17 de mayo 2004 - 00:00

Cupones bursátiles

Los de adentro no se engañan. Hay inquietud seria por las secuelas que ha ido dejando el violento decaer del mercado y la ausencia de todo piso firme, aunque se hayan traspasado marcas que nadie se podía imaginar. Especialmente, en el ultrarriesgoso segmento de las « opciones», en siguiente medida el de «cauciones», se formalizan dificultades por los requerimientos de garantías y que pueden ir estallando sobre la operativa habitual. Liquidaciones forzadas, llevándose por delante cualquier actitud razonada de la oferta para no causar brechas más amplias, sucumben cuando surgen las partidas sin límite y que deben hacerse líquidas para cubrir imposiciones.

Probablemente, se haya visto más acentuada en la rueda del miércoles, donde el índice cayó como desmayado hasta la zona de casi perforar los «900» puntos. Y, después de asimilar a lo forzado, recomponerse nafta más sobrias 940 puntos, con baja de 1,61%. Lo que nadie duda es que se produjo la temida, y casi siempre neutralizada corrección mayor, que venía perfilándose de enero hacia adelante. La tendencia se puso del lado contrario, aunque aparecen rasgos de rebotes y de mejorías. Primero, cuando se pueda reordenar el movimiento y hacer calzar a los fallidos, a los grandes perdedores del alto riesgo que no pudieron soportar lo necesario.
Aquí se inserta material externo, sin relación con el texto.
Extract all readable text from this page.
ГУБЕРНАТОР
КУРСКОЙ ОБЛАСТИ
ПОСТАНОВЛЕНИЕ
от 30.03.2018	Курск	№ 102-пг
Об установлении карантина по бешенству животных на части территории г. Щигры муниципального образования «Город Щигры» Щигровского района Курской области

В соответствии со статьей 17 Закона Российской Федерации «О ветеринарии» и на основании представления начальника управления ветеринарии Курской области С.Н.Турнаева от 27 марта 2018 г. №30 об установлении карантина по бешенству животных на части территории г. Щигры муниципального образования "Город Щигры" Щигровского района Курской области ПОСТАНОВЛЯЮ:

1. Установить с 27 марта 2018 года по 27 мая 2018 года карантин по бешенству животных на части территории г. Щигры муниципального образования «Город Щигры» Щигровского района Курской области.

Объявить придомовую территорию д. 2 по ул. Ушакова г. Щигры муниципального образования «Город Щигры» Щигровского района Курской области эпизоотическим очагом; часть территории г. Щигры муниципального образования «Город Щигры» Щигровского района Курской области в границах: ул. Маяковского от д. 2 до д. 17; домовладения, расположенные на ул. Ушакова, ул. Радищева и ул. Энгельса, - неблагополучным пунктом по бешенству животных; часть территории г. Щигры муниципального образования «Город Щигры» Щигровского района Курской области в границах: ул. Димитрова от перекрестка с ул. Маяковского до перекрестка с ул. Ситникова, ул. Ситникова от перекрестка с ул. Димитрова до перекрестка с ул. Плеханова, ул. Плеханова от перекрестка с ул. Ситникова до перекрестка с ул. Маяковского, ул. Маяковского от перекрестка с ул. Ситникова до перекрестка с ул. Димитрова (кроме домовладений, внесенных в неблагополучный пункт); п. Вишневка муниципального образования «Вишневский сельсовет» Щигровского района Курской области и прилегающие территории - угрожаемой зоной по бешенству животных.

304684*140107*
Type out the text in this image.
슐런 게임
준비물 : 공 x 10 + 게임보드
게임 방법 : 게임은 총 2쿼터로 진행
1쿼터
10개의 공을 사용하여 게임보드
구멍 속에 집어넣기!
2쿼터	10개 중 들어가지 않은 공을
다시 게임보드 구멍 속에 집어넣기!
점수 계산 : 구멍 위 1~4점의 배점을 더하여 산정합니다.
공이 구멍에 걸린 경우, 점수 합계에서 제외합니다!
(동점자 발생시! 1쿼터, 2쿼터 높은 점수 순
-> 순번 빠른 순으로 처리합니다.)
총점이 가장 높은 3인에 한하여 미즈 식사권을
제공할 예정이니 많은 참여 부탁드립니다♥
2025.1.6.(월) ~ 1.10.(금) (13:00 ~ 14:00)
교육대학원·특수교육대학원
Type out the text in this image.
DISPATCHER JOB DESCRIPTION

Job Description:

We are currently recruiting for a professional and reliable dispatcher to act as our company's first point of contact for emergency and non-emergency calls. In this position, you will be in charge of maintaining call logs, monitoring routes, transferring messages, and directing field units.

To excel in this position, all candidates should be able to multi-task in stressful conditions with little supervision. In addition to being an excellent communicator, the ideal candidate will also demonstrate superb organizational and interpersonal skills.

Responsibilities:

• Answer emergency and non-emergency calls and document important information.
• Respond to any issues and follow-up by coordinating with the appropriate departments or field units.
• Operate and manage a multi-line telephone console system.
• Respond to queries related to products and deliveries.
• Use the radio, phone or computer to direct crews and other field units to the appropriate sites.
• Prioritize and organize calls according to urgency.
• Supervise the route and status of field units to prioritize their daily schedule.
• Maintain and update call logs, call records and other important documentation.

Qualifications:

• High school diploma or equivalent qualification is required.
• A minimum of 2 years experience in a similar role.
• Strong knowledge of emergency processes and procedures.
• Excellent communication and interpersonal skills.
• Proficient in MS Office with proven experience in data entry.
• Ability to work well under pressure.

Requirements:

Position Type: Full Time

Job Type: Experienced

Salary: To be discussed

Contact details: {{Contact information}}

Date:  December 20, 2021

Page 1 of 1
Después se verá en qué estado puede quedar la plaza y tratar de reconstruir, con operaciones apadrinadas por la tranquilidad.



A mes y pico de tener que festejar el «sesquicentenario» de nuestra Bolsa de Comercio, es una fatal coincidencia que caiga sobre el mercado una plena tendencia de flojedad. Salvo para recordar los primeros tiempos de la historia, cuando todo debió construirse con modestísimos instrumentos y en un escenario político de lo más tenso -1854- a dos años de la batalla de Caseros: con la Bolsa debiendo alquilar modesta casa para dar inicio a sus operaciones, mientras en la sociedad se establecían fuertes diferencias políticas y aprestos bélicos. Pero así están las cosas, y dentro de un marco reducido se pueden realizar reacomodamientos a cifras más tranquilizadoras, con una detención de la oferta y alguna mediana incursión de la demanda. Sucede que muchos operadores tienden a creer que el mercado está «muy mal» cuando baja y está «muy bien» cuando sube. Y se apresuran reacciones que no están en tiempo, engendrando recaídas que duelen más que las bajas iniciales. Muchas veces se da que un índice alcista está mal y una rueda con bajas es valiosa: según se acomoden los elementos y el desarrollo. La ansiedad, el intenso temor, la desesperación de algunos, suelen fabricar microclimas artificiales y que terminan por volatilizarse ante un primer ataque vendedor. Así no sirve. Sólo dejando decantar, para que el mercado recobre lo horizontal con firmeza, permite el aumento vertical posterior.